Here at the ad:tech New York conference today, exhortations came from MTV, NYTimes.com and other Web media leaders as online publishers continued coming to terms with the show's dominant theme: extending reach in an online marketplace that is expanding as quickly as it is fragmenting.
Speaking during a presentation titled "Publishing in the Digital Age," successful online media players warned their fellows that consumers must be able to access content anywhere, not just on their Web site.
No longer is the online media business about "appointment viewing" -- where the publisher dictates the terms of viewer access, they said. Rather, it relies on finding new channels through which they can extend the reach of their brand.

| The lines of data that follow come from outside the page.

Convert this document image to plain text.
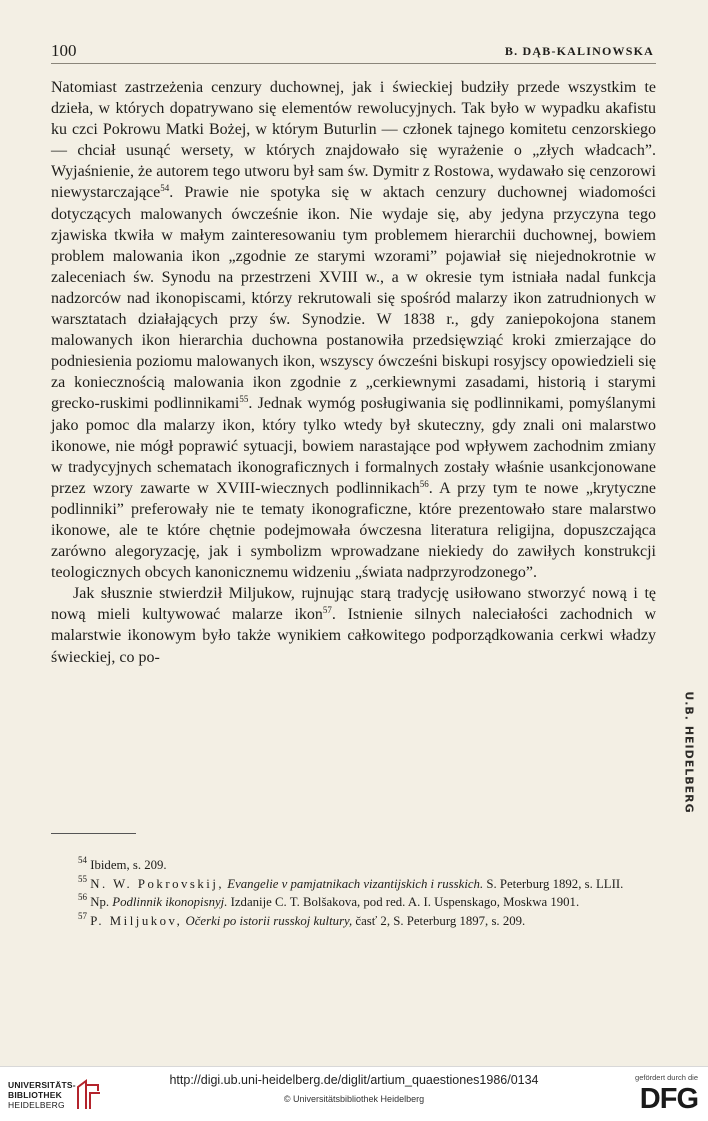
100	B. DĄB-KALINOWSKA

Natomiast zastrzeżenia cenzury duchownej, jak i świeckiej budziły przede wszystkim te dzieła, w których dopatrywano się elementów rewolucyjnych. Tak było w wypadku akafistu ku czci Pokrowu Matki Bożej, w którym Buturlin — członek tajnego komitetu cenzorskiego — chciał usunąć wersety, w których znajdowało się wyrażenie o „złych władcach”. Wyjaśnienie, że autorem tego utworu był sam św. Dymitr z Rostowa, wydawało się cenzorowi niewystarczające$^{54}$. Prawie nie spotyka się w aktach cenzury duchownej wiadomości dotyczących malowanych ówcześnie ikon. Nie wydaje się, aby jedyna przyczyna tego zjawiska tkwiła w małym zainteresowaniu tym problemem hierarchii duchownej, bowiem problem malowania ikon „zgodnie ze starymi wzorami” pojawiał się niejednokrotnie w zaleceniach św. Synodu na przestrzeni XVIII w., a w okresie tym istniała nadal funkcja nadzorców nad ikonopiscami, którzy rekrutowali się spośród malarzy ikon zatrudnionych w warsztatach działających przy św. Synodzie. W 1838 r., gdy zaniepokojona stanem malowanych ikon hierarchia duchowna postanowiła przedsięwziąć kroki zmierzające do podniesienia poziomu malowanych ikon, wszyscy ówcześni biskupi rosyjscy opowiedzieli się za koniecznością malowania ikon zgodnie z „cerkiewnymi zasadami, historią i starymi grecko-ruskimi podlinnikami$^{55}$. Jednak wymóg posługiwania się podlinnikami, pomyślanymi jako pomoc dla malarzy ikon, który tylko wtedy był skuteczny, gdy znali oni malarstwo ikonowe, nie mógł poprawić sytuacji, bowiem narastające pod wpływem zachodnim zmiany w tradycyjnych schematach ikonograficznych i formalnych zostały właśnie usankcjonowane przez wzory zawarte w XVIII-wiecznych podlinnikach$^{56}$. A przy tym te nowe „krytyczne podlinniki” preferowały nie te tematy ikonograficzne, które prezentowało stare malarstwo ikonowe, ale te które chętnie podejmowała ówczesna literatura religijna, dopuszczająca zarówno alegoryzację, jak i symbolizm wprowadzane niekiedy do zawiłych konstrukcji teologicznych obcych kanonicznemu widzeniu „świata nadprzyrodzonego”.

Jak słusznie stwierdził Miljukow, rujnując starą tradycję usiłowano stworzyć nową i tę nową mieli kultywować malarze ikon$^{57}$. Istnienie silnych naleciałości zachodnich w malarstwie ikonowym było także wynikiem całkowitego podporządkowania cerkwi władzy świeckiej, co po-

$^{54}$ Ibidem, s. 209.

$^{55}$ N. W. Pokrovskij, Evangelie v pamjatnikach vizantijskich i russkich. S. Peterburg 1892, s. LLII.

$^{56}$ Np. Podlinnik ikonopisnyj. Izdanije C. T. Bolšakova, pod red. A. I. Uspenskago, Moskwa 1901.

$^{57}$ P. Miljukov, Očerki po istorii russkoj kultury, časť 2, S. Peterburg 1897, s. 209.

U.B. HEIDELBERG
UNIVERSITÄTS-
BIBLIOTHEK
HEIDELBERG
http://digi.ub.uni-heidelberg.de/diglit/artium_quaestiones1986/0134
© Universitätsbibliothek Heidelberg
gefördert durch die
DFG
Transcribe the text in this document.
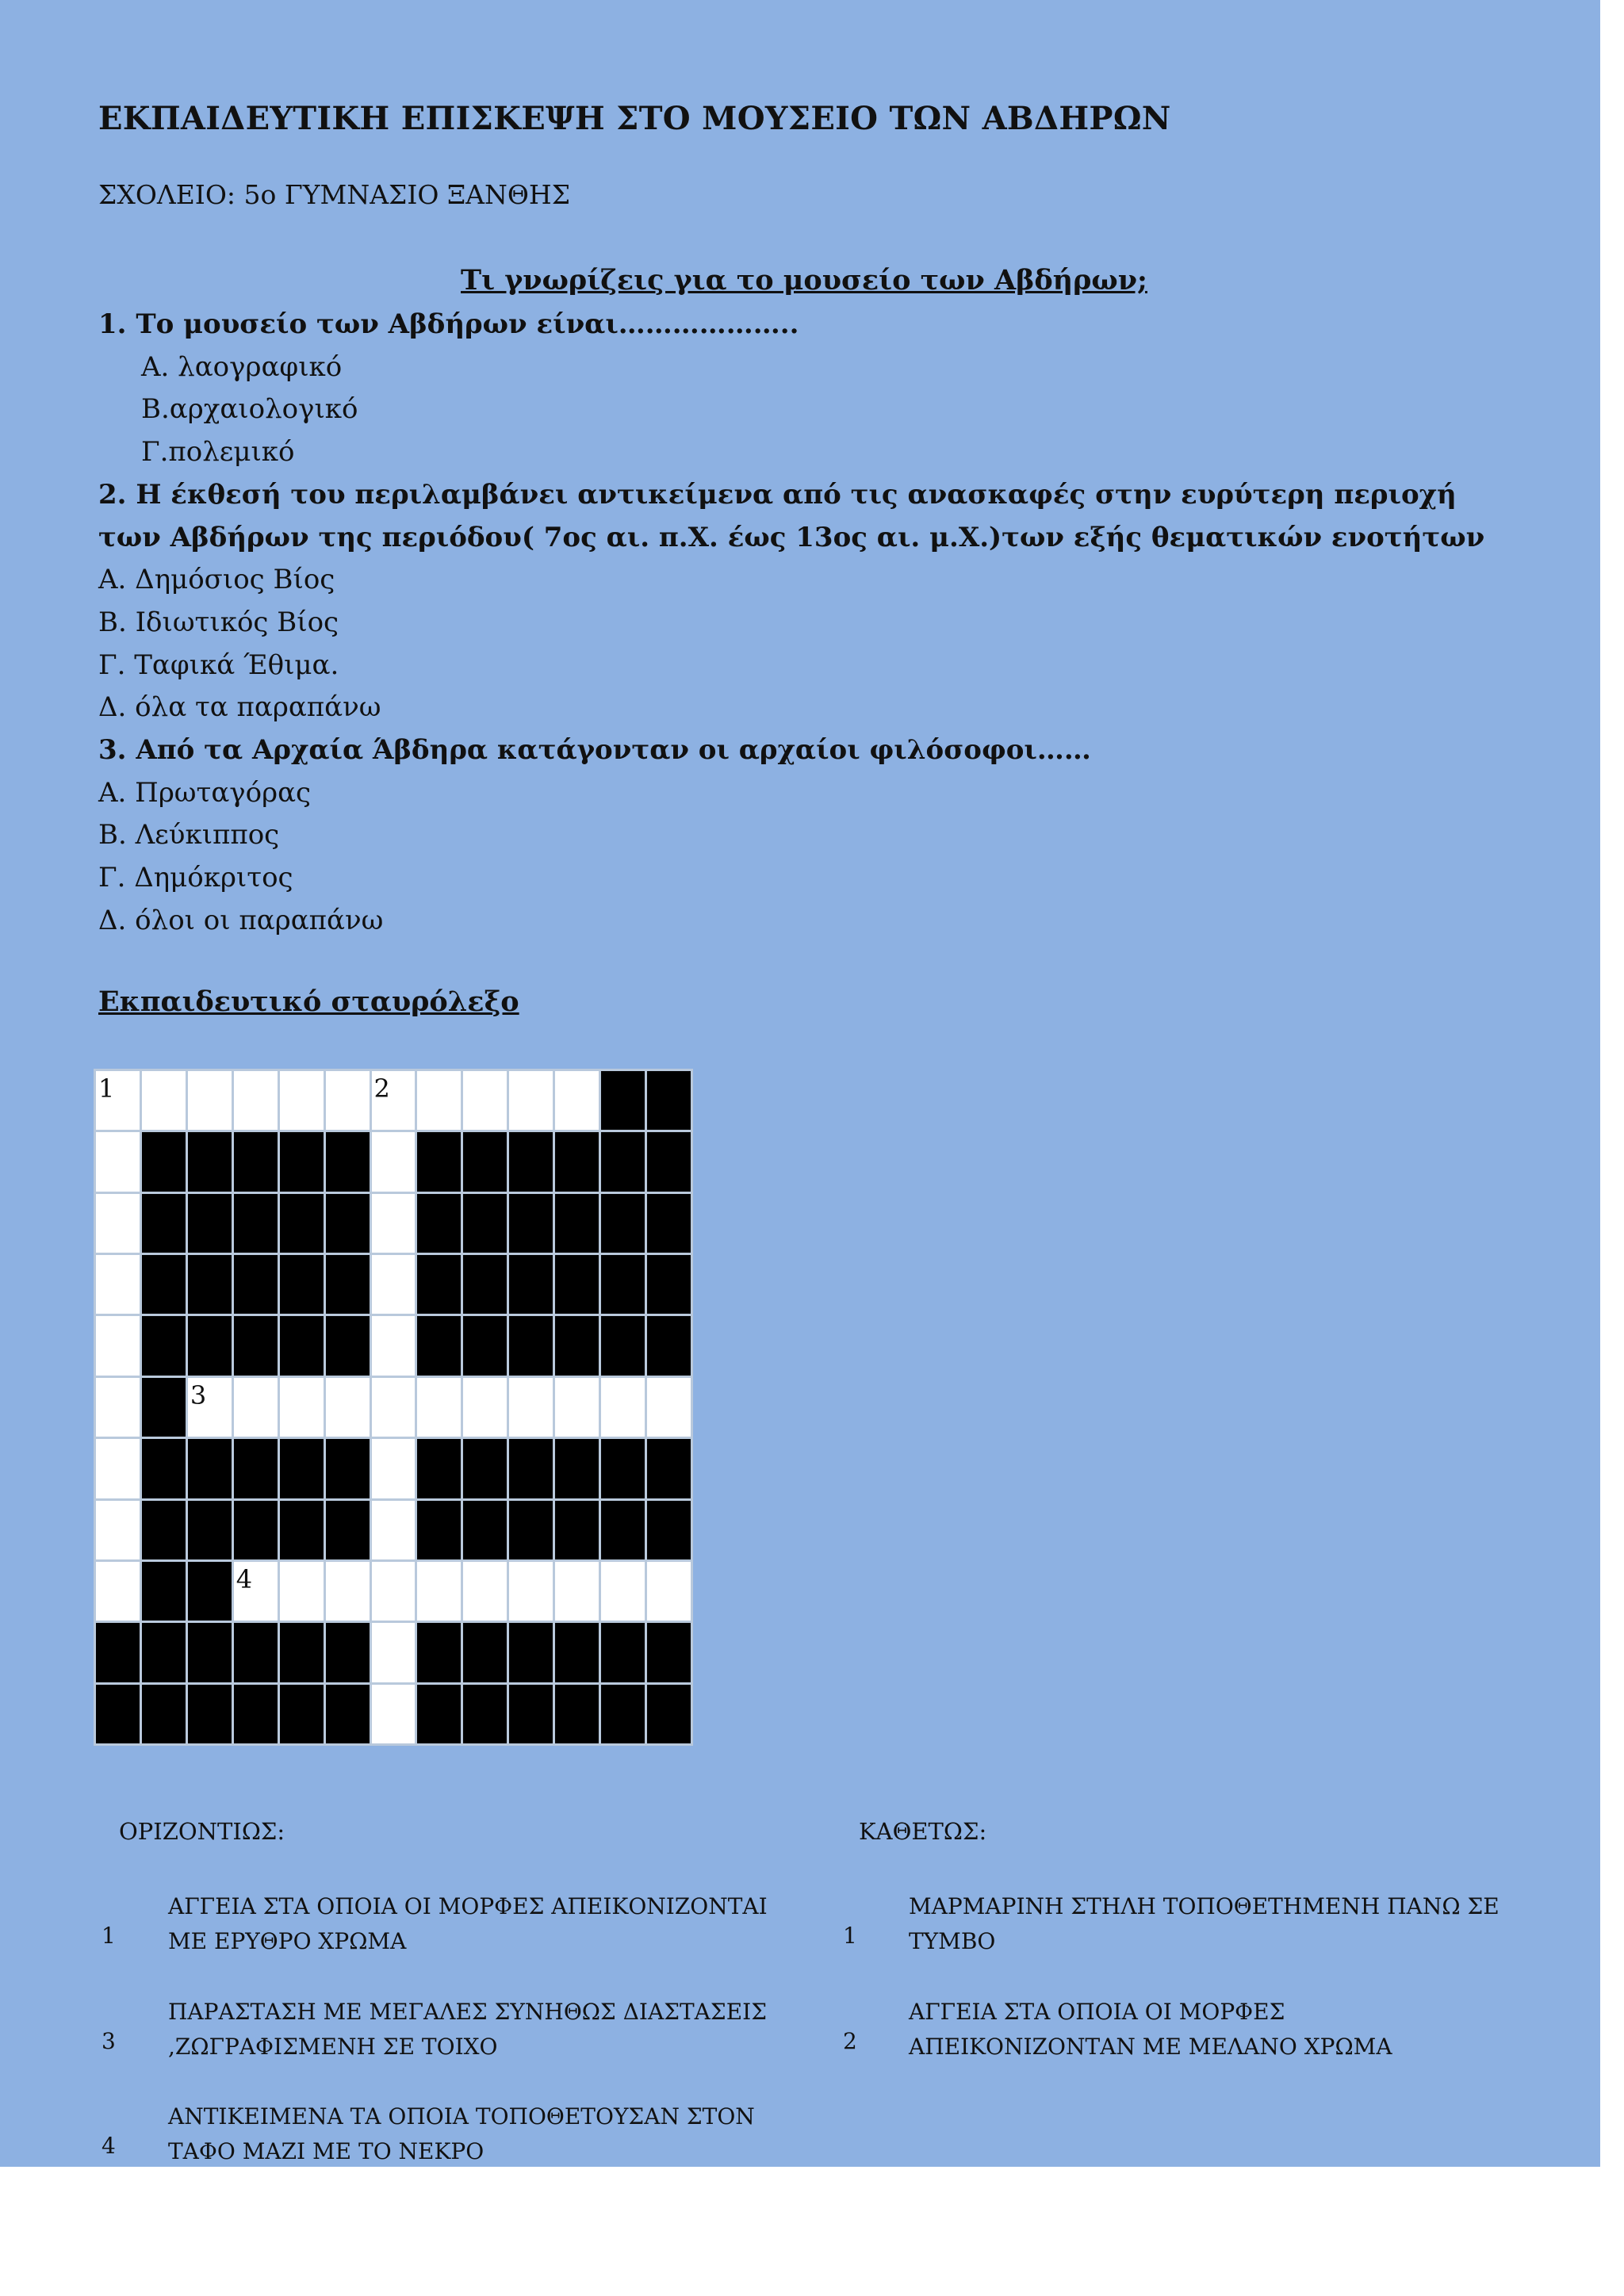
ΕΚΠΑΙΔΕΥΤΙΚΗ ΕΠΙΣΚΕΨΗ ΣΤΟ ΜΟΥΣΕΙΟ ΤΩΝ ΑΒΔΗΡΩΝ
ΣΧΟΛΕΙΟ: 5ο ΓΥΜΝΑΣΙΟ ΞΑΝΘΗΣ
Τι γνωρίζεις για το μουσείο των Αβδήρων;
1. Το μουσείο των Αβδήρων είναι………………..
Α. λαογραφικό
Β.αρχαιολογικό
Γ.πολεμικό
2. Η έκθεσή του περιλαμβάνει αντικείμενα από τις ανασκαφές στην ευρύτερη περιοχή των Αβδήρων της περιόδου( 7ος αι. π.Χ. έως 13ος αι. μ.Χ.)των εξής θεματικών ενοτήτων
Α. Δημόσιος Βίος
Β. Ιδιωτικός Βίος
Γ. Ταφικά Έθιμα.
Δ. όλα τα παραπάνω
3. Από τα Αρχαία Άβδηρα κατάγονταν οι αρχαίοι φιλόσοφοι……
Α. Πρωταγόρας
Β. Λεύκιππος
Γ. Δημόκριτος
Δ. όλοι οι παραπάνω
Εκπαιδευτικό σταυρόλεξο
1	2
3
4
ΟΡΙΖΟΝΤΙΩΣ:	ΚΑΘΕΤΩΣ:
1
ΑΓΓΕΙΑ ΣΤΑ ΟΠΟΙΑ ΟΙ ΜΟΡΦΕΣ ΑΠΕΙΚΟΝΙΖΟΝΤΑΙ ΜΕ ΕΡΥΘΡΟ ΧΡΩΜΑ
3
ΠΑΡΑΣΤΑΣΗ ΜΕ ΜΕΓΑΛΕΣ ΣΥΝΗΘΩΣ ΔΙΑΣΤΑΣΕΙΣ ,ΖΩΓΡΑΦΙΣΜΕΝΗ ΣΕ ΤΟΙΧΟ
4
ΑΝΤΙΚΕΙΜΕΝΑ ΤΑ ΟΠΟΙΑ ΤΟΠΟΘΕΤΟΥΣΑΝ ΣΤΟΝ ΤΑΦΟ ΜΑΖΙ ΜΕ ΤΟ ΝΕΚΡΟ
1
ΜΑΡΜΑΡΙΝΗ ΣΤΗΛΗ ΤΟΠΟΘΕΤΗΜΕΝΗ ΠΑΝΩ ΣΕ ΤΥΜΒΟ
2
ΑΓΓΕΙΑ ΣΤΑ ΟΠΟΙΑ ΟΙ ΜΟΡΦΕΣ ΑΠΕΙΚΟΝΙΖΟΝΤΑΝ ΜΕ ΜΕΛΑΝΟ ΧΡΩΜΑ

"A year ago, I would have said it's all about driving traffic to our sites," said Nada Stirratt, executive vice president of digital advertising for MTV Networks. "Today, it's about becoming more open -- opening our content to make sure that the consumer can get it wherever they want it."
Moving into new platforms requires media companies to let up on the reins, yielding more control over their content to the viewers, panelists said, and cited the "widget revolution" as a prime example of this shift.
Widgets let users "build a house on someone else's property," Stirratt said, though she conceded that media companies are still trying to figure out how to measure their impact. Without the measurement standards that enable the kinds of third-party analytics the ad industry is used to, it's difficult to make programming decisions based on widget usage, she said.
The panelists added that at this early stage, efforts like widgets and desktop applications are more about increasing brand exposure than increasing revenue. When asked about monetization, the panelists seemed to shrug their collective shoulders.
"Everybody's in test mode," said Pam Horan, president of the Online Publishers Association, who moderated the panel.
That is certainly the case with The New York Times Company, which, in its self-described widget "infancy," has introduced a Facebook-based news quiz and an iGoogle crossword puzzle, said Vivian Schiller, senior vice president and general manager of NYTimes.com.
As media companies explore new distribution channels, they are also reconsidering their overall approaches to branding. The Times, to many the gold standard of news brands, has begun to consider its reporters, columnists and bloggers as brands unto themselves, Schiller said.
This process of brand fragmentation parallels the platform explosion, where users can engage with a media outlet in many more places than just its Web site.
Stirratt cited MTV's Comedy Central unit as an example of granular brand loyalty beyond the network brand itself. Rather, she said, there is an entire subset of viewers who might not give a whit about the bulk of the network's programming, but live and die by The Daily Show with Jon Stewart.
As they mull new ways to increase brand reach, media companies are necessarily considering how to integrate the booming interest in user-generated content into their online environments.